For Robert Traphagen, CPA, CGMA, managing partner at Traphagen Finan­cial Group, the more interesting the charitable event, the more engaging it is for staff and everyone involved. “All our associates find it exciting and rewarding to volunteer their time for worthy causes. In conjunction with our annual beard shaving tradition, we partnered with the Cystic Fibrosis Foundation to raise over $2,000 to find a cure,” he says. Staff grow beards specifically for the event and vary the charities to which the proceeds are distributed. This year, they also built safe and affordable homes for senior veterans in partnership with Habitat for Human­ity on a day when wind gusts reached 40 mph. According to Traphagen, they were surprised when 15 accountants showed up to work on a day like that.

What’s in It for Them?

CPAs can gain on a personal level just as much as those who may be receiving their generosity.
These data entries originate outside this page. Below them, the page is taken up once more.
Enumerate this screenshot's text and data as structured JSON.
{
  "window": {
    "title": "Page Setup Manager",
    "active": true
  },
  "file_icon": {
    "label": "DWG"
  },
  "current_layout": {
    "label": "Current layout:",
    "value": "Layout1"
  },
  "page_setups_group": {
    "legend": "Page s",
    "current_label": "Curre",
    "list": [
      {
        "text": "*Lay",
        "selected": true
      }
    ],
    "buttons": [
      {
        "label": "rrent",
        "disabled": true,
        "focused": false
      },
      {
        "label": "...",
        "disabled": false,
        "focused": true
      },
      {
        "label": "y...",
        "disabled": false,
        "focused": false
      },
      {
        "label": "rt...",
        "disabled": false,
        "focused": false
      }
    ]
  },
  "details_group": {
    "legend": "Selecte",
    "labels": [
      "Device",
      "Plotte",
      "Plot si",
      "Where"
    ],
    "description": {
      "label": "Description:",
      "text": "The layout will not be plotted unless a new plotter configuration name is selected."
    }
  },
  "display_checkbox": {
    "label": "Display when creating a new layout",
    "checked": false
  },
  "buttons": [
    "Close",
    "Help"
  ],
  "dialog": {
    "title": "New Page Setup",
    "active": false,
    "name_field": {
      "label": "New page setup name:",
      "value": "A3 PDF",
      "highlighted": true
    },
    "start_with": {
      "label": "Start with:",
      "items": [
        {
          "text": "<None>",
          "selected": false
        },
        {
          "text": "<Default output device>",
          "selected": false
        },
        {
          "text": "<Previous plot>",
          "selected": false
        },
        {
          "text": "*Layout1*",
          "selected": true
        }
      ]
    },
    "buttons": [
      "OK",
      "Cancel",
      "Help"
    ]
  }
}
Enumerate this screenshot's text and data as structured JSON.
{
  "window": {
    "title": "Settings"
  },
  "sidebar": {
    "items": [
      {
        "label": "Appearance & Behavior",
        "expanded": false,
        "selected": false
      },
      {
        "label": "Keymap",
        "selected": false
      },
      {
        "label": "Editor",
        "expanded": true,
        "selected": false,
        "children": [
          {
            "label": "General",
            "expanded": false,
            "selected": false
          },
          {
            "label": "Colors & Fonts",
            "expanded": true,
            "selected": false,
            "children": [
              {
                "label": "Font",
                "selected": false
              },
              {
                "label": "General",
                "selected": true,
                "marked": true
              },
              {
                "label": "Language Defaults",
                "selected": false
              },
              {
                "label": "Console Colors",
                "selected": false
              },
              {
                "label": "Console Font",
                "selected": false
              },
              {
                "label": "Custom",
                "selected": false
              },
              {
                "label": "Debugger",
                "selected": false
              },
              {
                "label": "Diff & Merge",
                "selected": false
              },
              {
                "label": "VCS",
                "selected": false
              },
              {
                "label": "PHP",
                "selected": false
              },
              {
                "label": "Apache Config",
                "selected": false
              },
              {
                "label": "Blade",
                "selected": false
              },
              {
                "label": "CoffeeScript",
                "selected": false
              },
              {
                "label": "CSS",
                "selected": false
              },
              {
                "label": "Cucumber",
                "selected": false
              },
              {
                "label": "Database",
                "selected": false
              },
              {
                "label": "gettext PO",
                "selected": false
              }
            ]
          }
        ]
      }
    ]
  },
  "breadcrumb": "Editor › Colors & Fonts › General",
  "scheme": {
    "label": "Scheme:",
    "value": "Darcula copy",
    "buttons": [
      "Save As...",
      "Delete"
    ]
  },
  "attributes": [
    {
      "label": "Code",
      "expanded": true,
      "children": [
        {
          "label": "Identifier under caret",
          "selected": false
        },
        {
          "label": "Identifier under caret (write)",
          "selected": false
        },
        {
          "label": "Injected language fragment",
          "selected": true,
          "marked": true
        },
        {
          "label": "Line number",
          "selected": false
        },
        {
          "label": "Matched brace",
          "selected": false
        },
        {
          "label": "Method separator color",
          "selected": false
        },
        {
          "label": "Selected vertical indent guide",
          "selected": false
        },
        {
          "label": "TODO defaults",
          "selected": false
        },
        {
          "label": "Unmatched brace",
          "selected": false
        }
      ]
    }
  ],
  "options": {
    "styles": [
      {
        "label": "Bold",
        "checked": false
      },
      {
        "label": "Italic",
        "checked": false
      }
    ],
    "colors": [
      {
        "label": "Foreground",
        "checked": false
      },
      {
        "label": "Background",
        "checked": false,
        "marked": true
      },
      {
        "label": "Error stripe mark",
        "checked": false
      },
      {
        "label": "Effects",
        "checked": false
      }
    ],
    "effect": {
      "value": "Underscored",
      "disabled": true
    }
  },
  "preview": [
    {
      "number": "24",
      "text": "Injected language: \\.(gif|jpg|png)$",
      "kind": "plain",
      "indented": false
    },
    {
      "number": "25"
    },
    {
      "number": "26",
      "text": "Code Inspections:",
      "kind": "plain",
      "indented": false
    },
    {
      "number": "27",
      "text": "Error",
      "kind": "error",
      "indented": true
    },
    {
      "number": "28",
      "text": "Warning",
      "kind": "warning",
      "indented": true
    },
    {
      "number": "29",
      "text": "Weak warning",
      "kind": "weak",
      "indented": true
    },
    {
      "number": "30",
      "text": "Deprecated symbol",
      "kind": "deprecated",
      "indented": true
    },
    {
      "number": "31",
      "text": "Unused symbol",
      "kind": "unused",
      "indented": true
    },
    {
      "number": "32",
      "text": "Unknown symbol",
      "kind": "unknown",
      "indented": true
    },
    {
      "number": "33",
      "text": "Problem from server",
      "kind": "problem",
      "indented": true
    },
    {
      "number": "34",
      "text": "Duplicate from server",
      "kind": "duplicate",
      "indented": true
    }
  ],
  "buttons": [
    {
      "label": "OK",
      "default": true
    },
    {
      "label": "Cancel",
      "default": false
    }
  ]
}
Helping out an organization’s board, for example, provides a great opportunity to expand someone’s interests, learn a different business and network. And for those who may have joined something only because it relates to their favorite sport, they may discover new clients or business partners.
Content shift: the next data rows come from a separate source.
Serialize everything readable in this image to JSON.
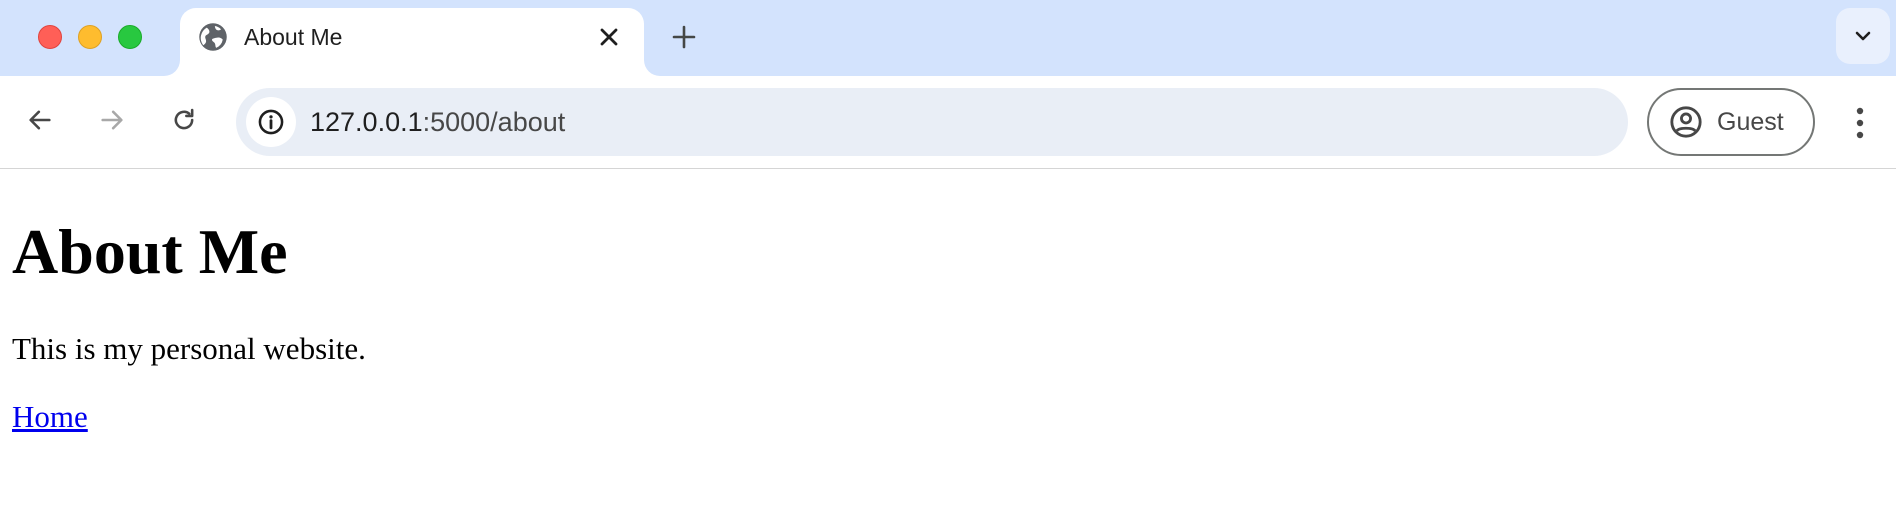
{
  "window": {
    "traffic_lights": [
      "close",
      "minimize",
      "maximize"
    ]
  },
  "tabs": [
    {
      "title": "About Me",
      "favicon": "globe-icon",
      "active": true
    }
  ],
  "tabstrip": {
    "new_tab_icon": "plus-icon",
    "tab_search_icon": "chevron-down-icon"
  },
  "toolbar": {
    "back_icon": "arrow-left-icon",
    "forward_icon": "arrow-right-icon",
    "reload_icon": "reload-icon",
    "site_info_icon": "info-icon",
    "url_host": "127.0.0.1",
    "url_path": ":5000/about",
    "profile_label": "Guest",
    "menu_icon": "kebab-menu-icon"
  },
  "page": {
    "heading": "About Me",
    "description": "This is my personal website.",
    "link_label": "Home"
  },
  "colors": {
    "tabstrip_bg": "#d3e3fd",
    "omnibox_bg": "#e9eef6",
    "link": "#0000ee"
  }
}
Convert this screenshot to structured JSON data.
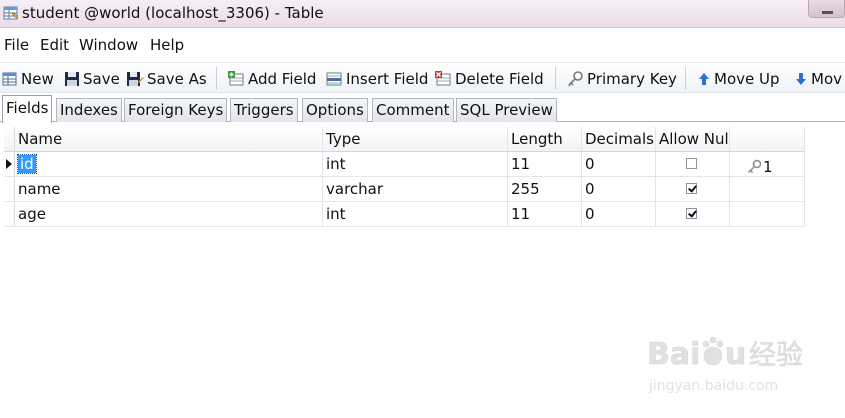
{
  "window": {
    "title": "student @world (localhost_3306) - Table"
  },
  "menu": [
    "File",
    "Edit",
    "Window",
    "Help"
  ],
  "toolbar": {
    "new": "New",
    "save": "Save",
    "save_as": "Save As",
    "add_field": "Add Field",
    "insert_field": "Insert Field",
    "delete_field": "Delete Field",
    "primary_key": "Primary Key",
    "move_up": "Move Up",
    "move_down": "Mov"
  },
  "tabs": [
    "Fields",
    "Indexes",
    "Foreign Keys",
    "Triggers",
    "Options",
    "Comment",
    "SQL Preview"
  ],
  "active_tab": "Fields",
  "grid": {
    "columns": [
      "Name",
      "Type",
      "Length",
      "Decimals",
      "Allow Nul",
      ""
    ],
    "rows": [
      {
        "name": "id",
        "type": "int",
        "length": "11",
        "decimals": "0",
        "allow_null": false,
        "key": "1",
        "selected": true
      },
      {
        "name": "name",
        "type": "varchar",
        "length": "255",
        "decimals": "0",
        "allow_null": true,
        "key": ""
      },
      {
        "name": "age",
        "type": "int",
        "length": "11",
        "decimals": "0",
        "allow_null": true,
        "key": ""
      }
    ]
  },
  "watermark": {
    "text": "Baidu经验",
    "url": "jingyan.baidu.com"
  },
  "colors": {
    "selection": "#3399ff",
    "titlebar": "#efe2ea",
    "move_arrow": "#2f6fd6"
  }
}
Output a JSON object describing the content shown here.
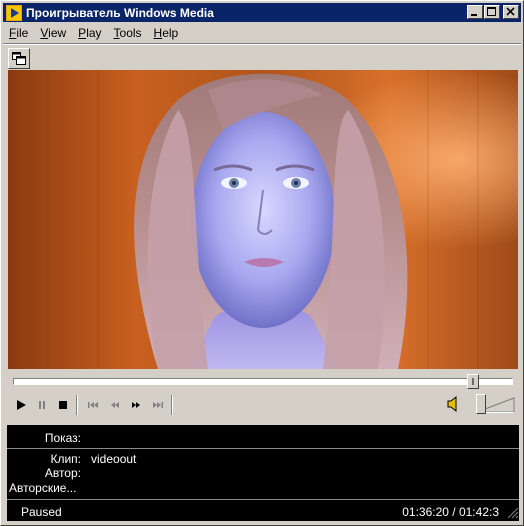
{
  "window": {
    "title": "Проигрыватель Windows Media"
  },
  "menu": {
    "items": [
      {
        "label": "File",
        "ul": "F",
        "rest": "ile"
      },
      {
        "label": "View",
        "ul": "V",
        "rest": "iew"
      },
      {
        "label": "Play",
        "ul": "P",
        "rest": "lay"
      },
      {
        "label": "Tools",
        "ul": "T",
        "rest": "ools"
      },
      {
        "label": "Help",
        "ul": "H",
        "rest": "elp"
      }
    ]
  },
  "playback": {
    "position_fraction": 0.93,
    "volume_fraction": 0.1
  },
  "icons": {
    "app": "media-player-icon",
    "minimize": "minimize-icon",
    "maximize": "maximize-icon",
    "close": "close-icon",
    "view_toggle": "compact-view-icon",
    "play": "play-icon",
    "pause": "pause-icon",
    "stop": "stop-icon",
    "prev": "skip-back-icon",
    "rewind": "rewind-icon",
    "ffwd": "fast-forward-icon",
    "next": "skip-forward-icon",
    "volume": "speaker-icon"
  },
  "info": {
    "show_label": "Показ:",
    "show_value": "",
    "clip_label": "Клип:",
    "clip_value": "videoout",
    "author_label": "Автор:",
    "author_value": "",
    "copyright_label": "Авторские...",
    "copyright_value": "",
    "status": "Paused",
    "time": "01:36:20 / 01:42:3"
  },
  "colors": {
    "titlebar": "#0a246a",
    "face": "#d4d0c8",
    "info_bg": "#000000"
  }
}
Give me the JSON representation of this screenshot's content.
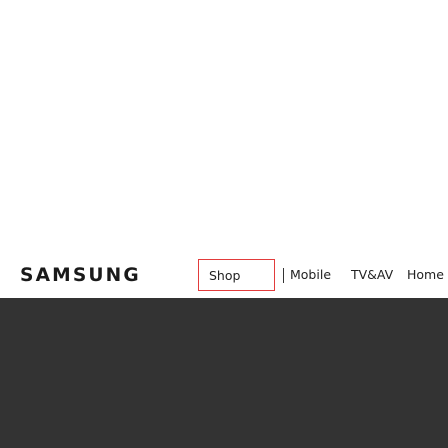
{
  "brand": {
    "logo_text": "SAMSUNG"
  },
  "nav": {
    "items": [
      {
        "label": "Shop"
      },
      {
        "label": "Mobile"
      },
      {
        "label": "TV&AV"
      },
      {
        "label": "Home Appl"
      }
    ],
    "highlight_color": "#e23b3b"
  },
  "colors": {
    "hero_background": "#333333"
  }
}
Susan Firriolo, CPA, CITP, CGMA, CISA, president of Tax Correspondence Service, notes that CPAs routinely distinguish themselves by taking their service commitment to the next level. “CPAs share their knowledge by volunteering, mentoring and in other unique and fulfilling ways,” she says. But whether volunteering as a treasurer or in some other capacity on a board, she cautions that “the best intentions do not come without risk. Make sure charitable organizations have insurance to cover volunteers and trustees in the event of donor and other claims of mismanagement.”

Nonprofit organizations certainly benefit from the extra help a CPA can provide. “Organizations can strengthen their financial reports by tracking and reporting volunteer hours,” says Firriolo. “Often times volunteer input is not factored in correctly when applying for grants or when showing donors. Whether they use a time and billing or fee for service system, CPAs are the premier time trackers and can train others how to benefit from their approach,” she explains. 

“CPA firms that are good neighbors, caring about their communities and engaging in philanthropic initiatives gain several advantages,” explains Ronald G. Matan, CPA, CGMA, PSA, member of the firm at SobelCo. “First of all, they are able to attract employees who want to be a part of a giving culture and who remain loyal for longer because they are at a firm that exhibits high standards. Secondly, the community supports and promotes those firms that help them succeed.” And he adds, “besides making clients, employees and community leaders proud to be associated with the firm, it actually feels good to do good.”

Many accounting professionals already serve on their town boards and community initiatives so getting a firm-wide commitment to a cause is not too hard a stretch. As Christopher D. Petermann, CPA, partner with PKF O’Connor Davies, LLP, and partner in charge of the private foundation practice, says, “social awareness is flourishing around the world, and today’s accountants are eager participants.” Carpenters, musicians, youth sports coaches along with a symphony orchestra treasurer and a Seeing Eye dog trainer are among the ranks at PKF. “Our specialists are more than just accountants and consultants. They are multi-faceted individuals who have diverse backgrounds that they draw on as they devote their energies to a range of activities,” he says.